To the extent that a good public urban transport system can reduce our future reliance on private automobile travel, the arterial grid provides an essential building block in meeting the goal of reducing our carbon footprint. The organization of the urban periphery into a set of superblocks will also increase the chances that environmental justice concerns will be addressed. The superblock system created by the arterial road network also makes it possible to demand and ensure that each superblock contains an adequate amount of public open space; that environmentally unfriendly facilities are evenly distributed; and that human-scale communities and neighborhoods have a say in the planning, designing, and making of their physical environment......"

A financial objective.
Budget constraints typically prevent putting in place a completed arterial road network incorporating a system of well-paved, well-drained, well-lit, and signed roads in advance of development. That said, cities in rapidly urbanizing countries can acquire the land needed for such a network now, and then individual road segments can be improved to higher standards as demand increases.

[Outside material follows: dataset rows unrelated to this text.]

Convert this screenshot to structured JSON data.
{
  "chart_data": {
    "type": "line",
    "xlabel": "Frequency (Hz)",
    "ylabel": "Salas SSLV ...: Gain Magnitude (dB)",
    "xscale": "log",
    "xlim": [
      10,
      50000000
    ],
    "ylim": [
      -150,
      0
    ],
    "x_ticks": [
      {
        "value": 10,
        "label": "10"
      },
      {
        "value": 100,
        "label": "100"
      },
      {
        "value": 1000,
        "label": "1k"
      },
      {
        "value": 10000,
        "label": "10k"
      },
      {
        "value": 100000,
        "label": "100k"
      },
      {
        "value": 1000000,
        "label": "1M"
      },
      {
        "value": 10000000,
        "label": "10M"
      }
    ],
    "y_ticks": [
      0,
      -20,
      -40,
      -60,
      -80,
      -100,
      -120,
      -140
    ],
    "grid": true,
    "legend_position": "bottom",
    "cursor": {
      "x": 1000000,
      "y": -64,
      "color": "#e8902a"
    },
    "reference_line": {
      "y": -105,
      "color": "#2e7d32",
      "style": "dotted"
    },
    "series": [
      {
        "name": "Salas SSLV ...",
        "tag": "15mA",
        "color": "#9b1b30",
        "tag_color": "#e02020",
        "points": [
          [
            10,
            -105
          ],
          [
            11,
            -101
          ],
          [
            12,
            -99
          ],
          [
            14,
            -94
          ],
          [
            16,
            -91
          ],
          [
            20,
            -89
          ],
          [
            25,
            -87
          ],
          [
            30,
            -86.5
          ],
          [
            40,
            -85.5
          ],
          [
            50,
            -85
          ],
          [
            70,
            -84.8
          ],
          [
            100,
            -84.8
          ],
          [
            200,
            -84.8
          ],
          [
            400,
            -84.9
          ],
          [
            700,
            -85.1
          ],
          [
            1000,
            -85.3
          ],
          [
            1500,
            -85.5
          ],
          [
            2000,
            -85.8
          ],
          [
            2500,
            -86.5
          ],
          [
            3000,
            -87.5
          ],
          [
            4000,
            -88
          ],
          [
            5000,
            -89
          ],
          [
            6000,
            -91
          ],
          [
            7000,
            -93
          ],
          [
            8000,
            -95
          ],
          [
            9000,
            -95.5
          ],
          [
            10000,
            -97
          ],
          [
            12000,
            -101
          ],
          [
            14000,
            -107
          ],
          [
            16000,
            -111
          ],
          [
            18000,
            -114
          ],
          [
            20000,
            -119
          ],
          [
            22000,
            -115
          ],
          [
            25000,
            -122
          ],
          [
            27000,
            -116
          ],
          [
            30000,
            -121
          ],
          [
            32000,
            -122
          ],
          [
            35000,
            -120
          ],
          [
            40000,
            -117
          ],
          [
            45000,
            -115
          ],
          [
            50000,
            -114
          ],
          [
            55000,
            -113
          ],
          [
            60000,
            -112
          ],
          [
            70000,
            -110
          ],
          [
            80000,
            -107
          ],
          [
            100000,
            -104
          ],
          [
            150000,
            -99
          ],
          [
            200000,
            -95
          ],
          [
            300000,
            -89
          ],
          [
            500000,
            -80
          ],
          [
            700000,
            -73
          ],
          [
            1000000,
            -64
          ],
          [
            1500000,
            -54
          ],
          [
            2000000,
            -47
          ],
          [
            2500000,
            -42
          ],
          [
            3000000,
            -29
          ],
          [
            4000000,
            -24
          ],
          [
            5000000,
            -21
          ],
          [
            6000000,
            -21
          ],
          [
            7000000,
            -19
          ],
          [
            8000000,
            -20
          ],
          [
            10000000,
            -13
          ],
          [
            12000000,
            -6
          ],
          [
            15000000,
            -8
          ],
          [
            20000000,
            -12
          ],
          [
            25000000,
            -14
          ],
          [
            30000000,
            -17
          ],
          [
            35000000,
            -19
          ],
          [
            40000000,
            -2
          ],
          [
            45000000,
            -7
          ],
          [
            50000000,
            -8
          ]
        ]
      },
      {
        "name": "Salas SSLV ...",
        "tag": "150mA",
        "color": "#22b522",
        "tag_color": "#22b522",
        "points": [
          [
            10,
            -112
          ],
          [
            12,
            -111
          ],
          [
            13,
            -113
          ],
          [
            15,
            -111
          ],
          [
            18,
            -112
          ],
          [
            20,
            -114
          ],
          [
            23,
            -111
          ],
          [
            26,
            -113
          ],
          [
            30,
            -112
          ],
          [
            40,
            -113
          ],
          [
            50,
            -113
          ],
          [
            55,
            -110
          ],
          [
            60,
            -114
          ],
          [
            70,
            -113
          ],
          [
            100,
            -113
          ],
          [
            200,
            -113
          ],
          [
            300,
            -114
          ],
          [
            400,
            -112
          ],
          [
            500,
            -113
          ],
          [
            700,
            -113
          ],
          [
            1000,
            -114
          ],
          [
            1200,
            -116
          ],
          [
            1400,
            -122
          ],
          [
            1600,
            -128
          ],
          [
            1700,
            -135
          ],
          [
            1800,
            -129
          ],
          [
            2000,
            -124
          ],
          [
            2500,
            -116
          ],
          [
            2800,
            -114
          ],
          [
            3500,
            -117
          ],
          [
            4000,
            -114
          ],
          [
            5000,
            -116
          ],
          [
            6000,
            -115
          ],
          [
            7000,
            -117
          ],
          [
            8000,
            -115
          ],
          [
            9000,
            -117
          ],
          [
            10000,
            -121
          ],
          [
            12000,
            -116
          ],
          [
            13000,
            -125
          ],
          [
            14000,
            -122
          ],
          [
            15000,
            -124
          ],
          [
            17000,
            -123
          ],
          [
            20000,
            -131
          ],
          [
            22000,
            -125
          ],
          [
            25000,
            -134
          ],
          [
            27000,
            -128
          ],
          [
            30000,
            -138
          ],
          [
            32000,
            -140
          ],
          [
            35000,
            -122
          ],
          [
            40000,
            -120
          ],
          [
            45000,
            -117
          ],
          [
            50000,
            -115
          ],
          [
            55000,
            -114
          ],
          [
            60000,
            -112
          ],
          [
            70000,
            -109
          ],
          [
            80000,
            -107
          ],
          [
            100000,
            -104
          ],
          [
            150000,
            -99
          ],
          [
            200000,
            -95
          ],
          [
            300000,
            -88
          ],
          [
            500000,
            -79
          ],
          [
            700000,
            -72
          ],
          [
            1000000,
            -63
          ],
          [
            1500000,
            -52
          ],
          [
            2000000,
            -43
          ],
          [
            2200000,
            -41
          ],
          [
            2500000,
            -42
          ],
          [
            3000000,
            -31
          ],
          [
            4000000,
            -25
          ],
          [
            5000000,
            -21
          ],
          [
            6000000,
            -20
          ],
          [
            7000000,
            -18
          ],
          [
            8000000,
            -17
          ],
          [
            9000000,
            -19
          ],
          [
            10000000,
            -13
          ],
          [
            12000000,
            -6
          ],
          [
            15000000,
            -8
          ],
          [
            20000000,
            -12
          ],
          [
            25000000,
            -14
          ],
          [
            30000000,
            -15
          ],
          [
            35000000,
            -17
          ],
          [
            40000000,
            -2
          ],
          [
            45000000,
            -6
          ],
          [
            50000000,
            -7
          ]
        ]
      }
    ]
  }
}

If demand along a particular road segment never increases, no great harm was done. If demand does increase, it can be met at a cost several decimal orders of magnitude lower than putting an arterial road through a fully built neighborhood.

This is the essence of the strategy proposed by Taleb (2007) for mitigating the uncertain consequences of unforeseen expansion at the lowest possible cost.

What does initiating the advance acquisition of the arterial road network now mean in practice? There is no global ready-made
answer, but the case of Milagro, Ecuador, offers an example (box 5.1)......"

Economic Sabotage?

"......Page 40. Historical evidence shows that cities in modernising economies have consistently expanded their footprints 16-fold in 70 years. "How" could these cities have been "contained" without seriously distorting the economic growth and beneficial outcomes for humanity that resulted? What do Western advisers think will happen to developing nation cities today if they attempt to "contain" them?.....

"......Page 53: "Containment is inappropriate in urbanizing countries"....."

Wodehouse comments: Unless Western planners are attempting to sabotage the competitiveness of the economies of the nations they are advising.....? See my earlier comments below.

No response yet from anyone? Is the worm turning?